As noted above, one critique usually levelled against disability theology, especially in some Orthodox quarters, is that it tries to promote as positive something that is actually a negative consequence of the Fall. Illness and disability spring from the disobedience of Adam and Eve, they have been assumed by Christ, and they will be completely healed in heaven. The same, however, can be said about ethnic identity: it is a consequence of human hubris. Linguistic and ethnic diversity appeared because humans wanted to be like God. Nations and languages did not exist until humans decided to build a tower that would reach the sky (Gen., chap. 11). Similarly to disability, there are good reasons to believe that languages will be overcome in the eschaton when communication with God and others will transcend the imperfections of human words and rationality.
Yet, if Stăniloae is right, neither disability nor ethnic identity can “be healed.” These characteristics are an integral part of who we are, and they will continue to be important for us even in the eschaton, not only because they are part of God’s plan for each hypostasis but also because our spiritual life on earth is already shaped by them. There must be some continuity between who we are now and who we will be in our eschatological relationship with Christ.

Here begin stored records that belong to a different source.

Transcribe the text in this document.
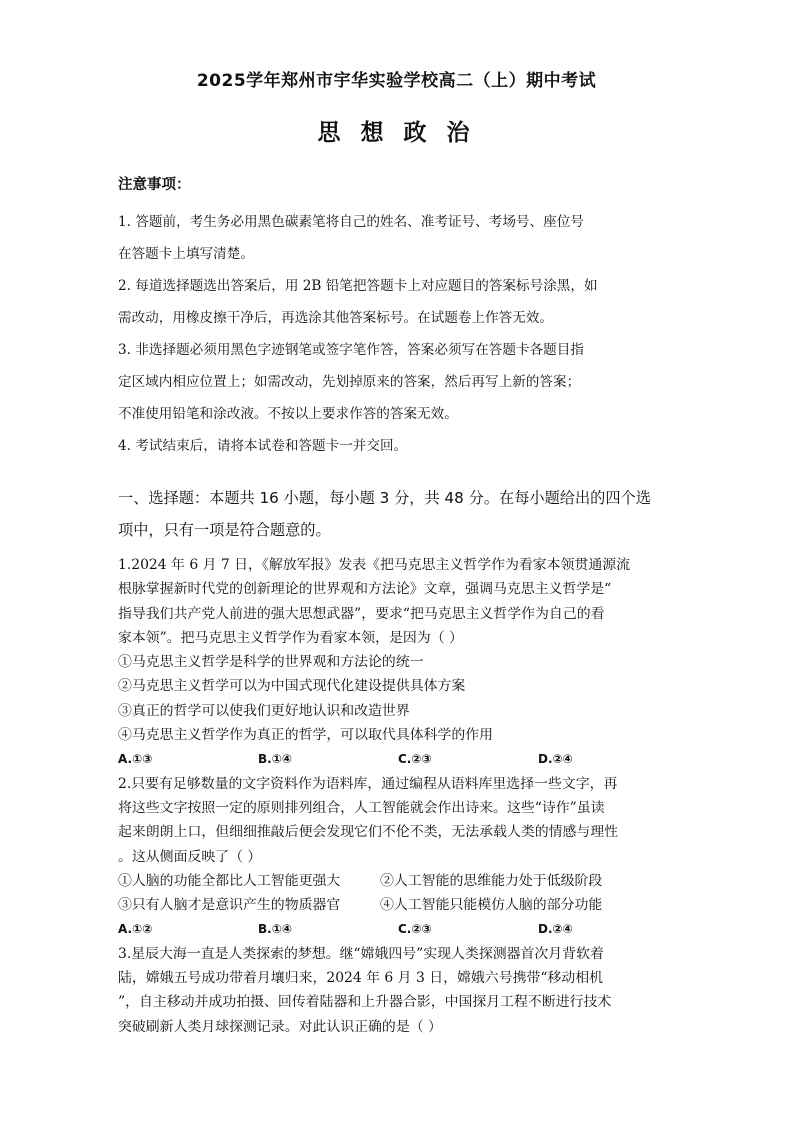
2025学年郑州市宇华实验学校高二（上）期中考试
思 想 政 治
注意事项：

1. 答题前，考生务必用黑色碳素笔将自己的姓名、准考证号、考场号、座位号

在答题卡上填写清楚。

2. 每道选择题选出答案后，用 2B 铅笔把答题卡上对应题目的答案标号涂黑，如

需改动，用橡皮擦干净后，再选涂其他答案标号。在试题卷上作答无效。

3. 非选择题必须用黑色字迹钢笔或签字笔作答，答案必须写在答题卡各题目指

定区域内相应位置上；如需改动，先划掉原来的答案，然后再写上新的答案；

不准使用铅笔和涂改液。不按以上要求作答的答案无效。

4. 考试结束后，请将本试卷和答题卡一并交回。

一、选择题：本题共 16 小题，每小题 3 分，共 48 分。在每小题给出的四个选
项中，只有一项是符合题意的。

1.2024 年 6 月 7 日，《解放军报》发表《把马克思主义哲学作为看家本领贯通源流

根脉掌握新时代党的创新理论的世界观和方法论》文章，强调马克思主义哲学是“

指导我们共产党人前进的强大思想武器”，要求“把马克思主义哲学作为自己的看

家本领”。把马克思主义哲学作为看家本领，是因为（ ）

①马克思主义哲学是科学的世界观和方法论的统一

②马克思主义哲学可以为中国式现代化建设提供具体方案

③真正的哲学可以使我们更好地认识和改造世界

④马克思主义哲学作为真正的哲学，可以取代具体科学的作用

A.①③	B.①④	C.②③	D.②④

2.只要有足够数量的文字资料作为语料库，通过编程从语料库里选择一些文字，再

将这些文字按照一定的原则排列组合，人工智能就会作出诗来。这些“诗作”虽读

起来朗朗上口，但细细推敲后便会发现它们不伦不类，无法承载人类的情感与理性

。这从侧面反映了（ ）

①人脑的功能全都比人工智能更强大	②人工智能的思维能力处于低级阶段
③只有人脑才是意识产生的物质器官	④人工智能只能模仿人脑的部分功能
A.①②	B.①④	C.②③	D.②④

3.星辰大海一直是人类探索的梦想。继“嫦娥四号”实现人类探测器首次月背软着

陆，嫦娥五号成功带着月壤归来，2024 年 6 月 3 日，嫦娥六号携带“移动相机

”，自主移动并成功拍摄、回传着陆器和上升器合影，中国探月工程不断进行技术

突破刷新人类月球探测记录。对此认识正确的是（ ）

Taking a step further, we can say that human beings have the same relation with their ethnic background as they have with their disabilities. Some are proud of their ethnicity, others run away from it their entire lives, and some have an ambivalent approach. Persons with disabilities follow the same pattern, some are proud, others want to be healed, and some are still uncertain how to integrate disability into their identity. Thus, I think that deification must account for the relationship we have with our own characteristics.
More precisely, I argue that since deification is relational—we enter into a personal relationship with Christ through the Holy Spirit—it has to be the kind of relationship that will help us flourish by developing those characteristics that we want to keep and consider important for our identity. In this sense, to use an analogy, deification can be understood as an intercultural marriage. Spouses who enter the relationship from two different cultural backgrounds might want to preserve certain practices of their culture that are important to them. They might also want to negotiate which language to speak, but if everything is done in love and without imposing one’s will upon the other, they will develop a new identity, one more dependent on the partner than on oneself. Likewise, in deification, we negotiate the characteristics we preserve and we learn which ones help us flourish and enhance our love for Christ. Put differently, in the eschaton, we get to preserve our disability if we consider it important for our identity and, just as importantly, for our experience of God and others.
To summarize, I have tried to show how Stăniloae’s for national identity can illuminate the debate about the need for disability to be healed in heaven. If we accept that the structure of our hypostasis, including disability and ethnic background, is established by God and comes into being as an accumulation of various factors, then, as Stăniloae argues, we must imagine our union with God not as an erasure of these characteristics but as their fulfilment.
[1] Dumitru Stăniloae, Ortodoxie și Românism (Sibiu: Tiparul Tipografiei Arhidiecenzane, 1939), p. 9.